Reading Brodkey, I realize what young me was instinctively doing: not telling the reader that this was my claim, as opposed, you know, to some other person’s claim sneakily camped out in my head, but reminding myself that I was sharing my perception. Clarity, argues Brodkey, doesn’t come from not having a perspective. It doesn’t come from cutting out “I think” and pretending that your thought now has no you in it. It comes from being aware of your perspective, and considering it, making adjustments for it, and being willing to challenge it.
Once I start examining it, my perspective is always incomplete, and sometimes it’s not even mine. Other people’s claims make it into my thinking (and writing) all the time. When I was twelve I told my older brother that tortillas were originally toys, not food: they were like frisbees. I’d read that on the back of a restaurant menu. The subtext I missed wasn’t “I [the writer] believe that,” it was more “We pretend, because it’s funny, while you’re waiting for your burrito, that,” but in the end I still accepted the statement as “objective truth” because it seemed to be written as a blurb about history, and I thought that’s what it was. It isn’t the only weird claim I’ve found, nestled away in my head, though it’s the only one with salsa on it and right now I’m a little hungry.
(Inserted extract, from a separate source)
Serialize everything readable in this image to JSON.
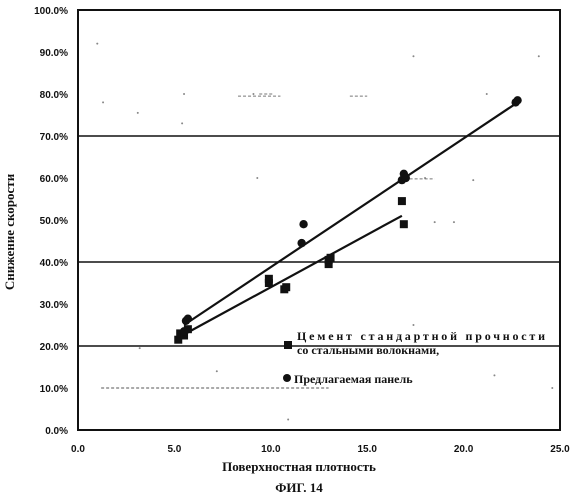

My brother laughed at me, by the way. Which might be what should happen when we go about touting our perceptions as authorless news. If I’d said, “I think burritos started as toys,” even young me might’ve asked, “Wait a minute, that sounds strange, why do I think that?” I might’ve been more aware of the viewpoint I’d taken up, and then asked how I came to that viewpoint, and then asked a few more interesting questions. “I think” isn’t just a tag for the reader, and it’s not just a stylistic choice. It’s a reminder for the writer. For the thinker. If it’s in your language, it says, you’ve already translated it for yourself. What has that translation done, and what might you be missing?